Plant Power: Practical Uses For Superfoods
Plant Power: Practical Uses For Superfoods
‘Superfood’: We’ve all heard the term. But what does it actually mean, and how do we fit them into our daily diet?
Simply put, a ‘superfood’ is any food that can be considered dense in nutrients, and low in calories. Many superfoods also contain antioxidants and flavonoids, which lower the risk of conditions such as heart disease, cancer, and stroke, by decreasing the amount of free radicals in the body.
While the key to reducing the risk of developing long-term health conditions is ultimately a healthy, balanced diet, incorporating superfoods into your diet makes it easier to consume your recommended daily allowance (RDA) of the nutrients your body needs to function healthily.
Here, we’ve compiled a few ideas for high-nutrient, plant-powered meals to get your summer off to a great start!
Kimchi Kale Salad
Serves 1-2
Kimchi is a Korean dish of fermented pickled vegetables (typically including cabbage) and chilli, which contains probiotics optimal for digestive health. Kimchi is also a good source of folate (a B-vitamin crucial for healthy pregnancy), potassium, and calcium. Kale is high in iron, vitamins A, B6, C, and K, manganese, calcium, copper, potassium, and magnesium, while it may help to prevent cancer, and lower cholesterol. Add in some chickpeas and avocado to provide protein, and you have a mega-healthy super-salad!
Ingredients:
5 cups of curly kale, chopped
½ an avocado
2 tablespoons of lemon juice
¼ a teaspoon of sea salt
½ a cup of kimchi
1 cup of chickpeas
1 roasted sweet potato
2 slices of roasted pumpkin
3 tablespoons of toasted pumpkin seeds
Fennel and black sesame seeds, for taste
Instructions:
1. Put kale into a large mixing bowl, add the avocado, and massage into the leaves until tender.
2. Add the rest of the ingredients, and season to taste.
Mint Matcha Ice Cream
Serves 5-6
No need to avoid the ice cream this summer!

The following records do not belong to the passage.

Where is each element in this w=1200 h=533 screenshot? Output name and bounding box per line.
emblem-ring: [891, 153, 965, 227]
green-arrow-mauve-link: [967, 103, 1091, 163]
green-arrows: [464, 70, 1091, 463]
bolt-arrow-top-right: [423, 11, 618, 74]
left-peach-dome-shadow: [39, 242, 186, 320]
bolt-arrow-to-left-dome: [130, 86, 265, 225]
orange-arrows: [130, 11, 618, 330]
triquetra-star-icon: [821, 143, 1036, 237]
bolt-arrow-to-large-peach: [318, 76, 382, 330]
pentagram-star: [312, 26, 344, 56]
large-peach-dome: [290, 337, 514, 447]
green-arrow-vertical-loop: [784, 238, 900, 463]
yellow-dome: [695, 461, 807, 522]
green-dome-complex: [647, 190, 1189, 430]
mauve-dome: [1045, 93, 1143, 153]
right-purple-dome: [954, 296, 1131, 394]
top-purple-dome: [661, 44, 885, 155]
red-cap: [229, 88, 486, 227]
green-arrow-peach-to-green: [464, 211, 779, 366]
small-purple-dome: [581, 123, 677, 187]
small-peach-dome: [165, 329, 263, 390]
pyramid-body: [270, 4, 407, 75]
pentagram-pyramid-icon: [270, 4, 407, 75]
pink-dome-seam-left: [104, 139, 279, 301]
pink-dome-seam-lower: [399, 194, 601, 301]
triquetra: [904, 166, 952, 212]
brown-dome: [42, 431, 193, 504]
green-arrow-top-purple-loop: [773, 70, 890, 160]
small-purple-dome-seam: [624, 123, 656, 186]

Matcha is the purest form of green tea. Made from the entirety of the tea leaf, it contains a greater amount of antioxidants, and may help to protect the liver, boost brain function, aid with weight loss, and even help to prevent the development of heart conditions and cancers.
This recipe also includes cacao nibs, which are high in fibre, protein, magnesium, potassium, and antioxidants. Cacao also contains tryptophans, which influence the body to release serotonin and dopamine, helping to combat feelings of anxiety and depression.
Ingredients:
1 can of full-fat coconut milk
1½ cups of unsweetened plant milk (almond or soy work well)
½ cup of agave syrup
½ tablespoon of mint extract
1 tablespoon of matcha green tea powder
½ cup of cacao nibs
Instructions:
1. Combine the matcha, coconut milk, plant milk, mint extract, and sugar, in a small mixing bowl, and whisk thoroughly. Place the bowl in the fridge for at least 2 hours; preferably overnight.
2. Pour the mix into an ice cream maker and churn for roughly 15 minutes, or until thickened.
3. Add the cacao nibs, and pour everything into a freezable container.
4. Place in the freezer, and freeze the mixture until it has reached the desired consistency and you are ready to serve!
Coconut Kombucha Cocktail (Sort-Of-A-Virgin!)
A great alternative to your Friday cocktail!
While there is a very small amount of alcohol in Kombucha, it ranges from just 0.2-1.2% ABV, making it almost negligible. But the health benefits, on the other hand, are astounding; Kombucha may reduce the risk of heart disease, Type 2 diabetes, and cancers, while it is also high in probiotics.
Coconut water is high in electrolytes too, making it an excellent refuelling option after exercise!
Ingredients:
¾ cup of coconut water
¾ cup of kombucha
Juice of ½ a lime
A handful of mint leaves
Ice, for taste
Instructions:
1. In a jug, combine the coconut water, kombucha, and lime juice.
2. Add mint leaves and ice, then you’re ready to hydrate!